Diario Vaticano – terza puntata

2 aprile 2005 :: Corriere della Sera, di Vittorio Messori

Ne sono certo: queste ore di attesa e di incertezza sono di riflessione, di disagio, di sofferenza pure per il laico, l’agnostico, l’incredulo, il seguace di altre confessioni e religioni. Per ogni uomo, insomma, di buona volontà e di sentimenti generosi. E non soltanto perchè ogni morte di un fratello in umanità riguarda tutti e ciascuno. <<Non chiederti per chi suona la campana: la campana suona sempre anche per te>>, per dirla con un frase famosa e veritiera. Ogni fine di un compagno di avventura nella vita ci coinvolge e ci ammonisce, soprattutto se, come in questo caso, riguarda un uomo di simile tempra morale e si svolge sotto gli sguardi impietosi degli obiettivi elettronici dei media.

Nessuno, come dubitarne?, è rimasto insensibile a quelle ultime apparizioni alla finestra, al contempo drammatiche e tenere, crudeli e consolanti. Ma sì, consolanti: perchè, chi abbia saputo leggerle vi ha scorto la forza dello spirito che, sino all’ultimo, vuole imporsi sulla carne riluttante; vi ha visto la volontà di un ottuagenario infermo di compiere sino all’ultimo il proprio ministero, la propria vocazione. Tra le immagini, la più commovente –almeno per me– è parsa quella del vegliardo dai lineamenti deformati dal male, di colui che fu, un tempo, “l’atleta di Dio“ che agitava, con la forza superstite, un rametto di ulivo, rinunciando a fare uscire parole dalla gola riluttante e affidando il suo messaggio di saluto e di pace a quel gesto infantile. Un lampo mi ha fatto sovvenire della frase evangelica: <<Se non saprete farvi come bambini, non entrerete nel Regno di Dio>>.

Quest’ agonia ci unisce. E la memoria corre ai giorni della fine di papa Giovanni che ben ricordano quelli che, come me, ne hanno l’età. Una morte, allora, senza immagini, se non quelle in bianco e nero di una telecamera d’epoca puntata su una finestra chiusa del palazzo Vaticano.
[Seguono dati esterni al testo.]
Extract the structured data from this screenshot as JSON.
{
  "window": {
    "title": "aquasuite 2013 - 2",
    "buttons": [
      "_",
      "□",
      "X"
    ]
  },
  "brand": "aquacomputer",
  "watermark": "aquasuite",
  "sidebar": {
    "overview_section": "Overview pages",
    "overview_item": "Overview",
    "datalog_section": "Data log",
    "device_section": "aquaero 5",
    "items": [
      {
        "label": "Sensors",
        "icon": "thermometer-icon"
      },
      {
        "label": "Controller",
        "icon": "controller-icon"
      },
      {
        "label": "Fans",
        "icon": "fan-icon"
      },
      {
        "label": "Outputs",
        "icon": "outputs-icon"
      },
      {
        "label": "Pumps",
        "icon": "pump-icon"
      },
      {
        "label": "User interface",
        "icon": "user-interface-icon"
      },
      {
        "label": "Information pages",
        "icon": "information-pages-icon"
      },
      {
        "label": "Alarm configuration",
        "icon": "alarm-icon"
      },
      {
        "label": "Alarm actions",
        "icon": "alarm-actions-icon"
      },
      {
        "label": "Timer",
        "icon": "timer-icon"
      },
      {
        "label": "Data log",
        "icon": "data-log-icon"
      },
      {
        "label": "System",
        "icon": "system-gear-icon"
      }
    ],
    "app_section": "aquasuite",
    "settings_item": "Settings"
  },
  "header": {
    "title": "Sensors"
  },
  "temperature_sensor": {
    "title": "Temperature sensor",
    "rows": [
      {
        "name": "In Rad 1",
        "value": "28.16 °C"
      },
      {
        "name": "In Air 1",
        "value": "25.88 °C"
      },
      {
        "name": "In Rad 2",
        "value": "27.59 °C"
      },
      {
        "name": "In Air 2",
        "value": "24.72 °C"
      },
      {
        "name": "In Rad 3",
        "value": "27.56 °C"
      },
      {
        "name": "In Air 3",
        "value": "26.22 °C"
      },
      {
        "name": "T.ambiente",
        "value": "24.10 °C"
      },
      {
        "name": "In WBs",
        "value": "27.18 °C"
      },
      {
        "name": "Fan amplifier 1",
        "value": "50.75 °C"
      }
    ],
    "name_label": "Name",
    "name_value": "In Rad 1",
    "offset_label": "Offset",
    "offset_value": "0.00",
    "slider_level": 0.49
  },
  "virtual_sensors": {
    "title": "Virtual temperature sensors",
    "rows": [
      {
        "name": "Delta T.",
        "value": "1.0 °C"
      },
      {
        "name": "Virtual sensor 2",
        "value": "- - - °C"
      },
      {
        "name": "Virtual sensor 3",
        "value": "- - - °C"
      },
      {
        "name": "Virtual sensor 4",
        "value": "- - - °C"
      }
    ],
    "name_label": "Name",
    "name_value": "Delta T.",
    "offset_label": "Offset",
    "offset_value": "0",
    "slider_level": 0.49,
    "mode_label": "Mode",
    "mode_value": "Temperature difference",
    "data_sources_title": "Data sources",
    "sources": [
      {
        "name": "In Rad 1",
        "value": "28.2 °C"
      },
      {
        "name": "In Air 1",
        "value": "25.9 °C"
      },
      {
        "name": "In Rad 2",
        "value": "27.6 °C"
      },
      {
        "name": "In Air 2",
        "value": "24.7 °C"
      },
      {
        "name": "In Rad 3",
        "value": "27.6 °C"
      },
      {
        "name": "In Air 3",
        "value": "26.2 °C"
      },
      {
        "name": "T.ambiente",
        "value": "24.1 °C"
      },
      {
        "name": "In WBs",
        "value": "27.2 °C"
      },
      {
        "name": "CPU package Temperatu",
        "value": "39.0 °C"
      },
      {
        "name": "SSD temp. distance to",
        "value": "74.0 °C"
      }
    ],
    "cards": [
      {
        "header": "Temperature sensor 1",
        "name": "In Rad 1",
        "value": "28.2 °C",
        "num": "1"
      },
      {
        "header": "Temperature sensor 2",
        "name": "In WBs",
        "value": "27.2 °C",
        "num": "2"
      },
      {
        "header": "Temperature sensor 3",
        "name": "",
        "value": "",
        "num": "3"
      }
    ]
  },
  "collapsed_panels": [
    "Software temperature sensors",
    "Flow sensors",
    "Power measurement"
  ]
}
Eppure, quell’attesa che durò giorni e giorni, scandita dalle voci di speaker senza notizie se non quella che l’amatissimo papa Roncalli andava verso l’epilogo, creò un clima straordinario di solidarietà tra gli uomini, quale che fosse il loro credo o la loro incredulità. Quel clima, che pensammo irripetibile, è invece ritornato tra noi.

Ma, se il “laico“ riflette e partecipa, il credente è scisso tra il dolore e la gioia. Dolore che ha, forse, qualcosa di egoistico. Nel senso, si intende, più nobile e alto: la pena per la scomparsa di una persona amata; l’addio a colui che per tanti anni ha saputo rassicurare, ammonire, insegnare, proteggere, richiamando in modo così evidente la paternità e l’autorità di quel Cristo che, per la fede, rappresenta in terra. E come non soffrire delle sofferenze di un padre così diletto, di un maestro tanto venerato?

Eppure, se per noi c’è il dolore, che credenti saremmo se, pensando a lui, non ci fosse anche la gioia? A tal punto la nostra fede si è ristretta e immiserita, se rischiamo di dimenticare che questa vita terrena non è che il luogo della prova, non è che l’anticamera alla Vita “vera“? Il tempo, per il credente, sfocia sull’eterno. La morte non è che il passaggio alla dimensione, misteriosa eppure reale, in cui tutto sarà finalmente pacificato, in cui a tutti sarà dato secondo la misericordia e insieme la giustizia del Creatore. Come dubitare, allora, che Karol Wojtyla sia sulla soglia di quel mondo cui ha teso, tenace, per tutta la vita terrena, che stia per ricevere il premio, nella luce che non ha tramonto, nella gioia che non ha limiti? Perché, allora, il dolore non dovrebbe mescolarsi alla gioia?

Sentimenti contrastanti, certo. Ma che, nella fede, trovano una sintesi. Il credente sa che per giungere alla luce, alla freschezza, alla gioia –appunto– dell’alba della Pasqua eterna, occorre passare attraverso le ombre, le strettoie, le sofferenze, le angosce di quel venerdì santo che è spesso la vita terrena. Quel percorso accidentato il cristiano Karol Wojtyla, papa con il nome di Giovanni Paollo II, l’ha ormai quasi tutto percorso; e con la coerenza se non l’eroismo che tutti abbiamo potuto constatare. Come non essere gioiosi per lui? E come non invidiare quel bagaglio di bene compiuto, di speranza disseminata, di amore condiviso con cui si avvia verso Colui che lo attende?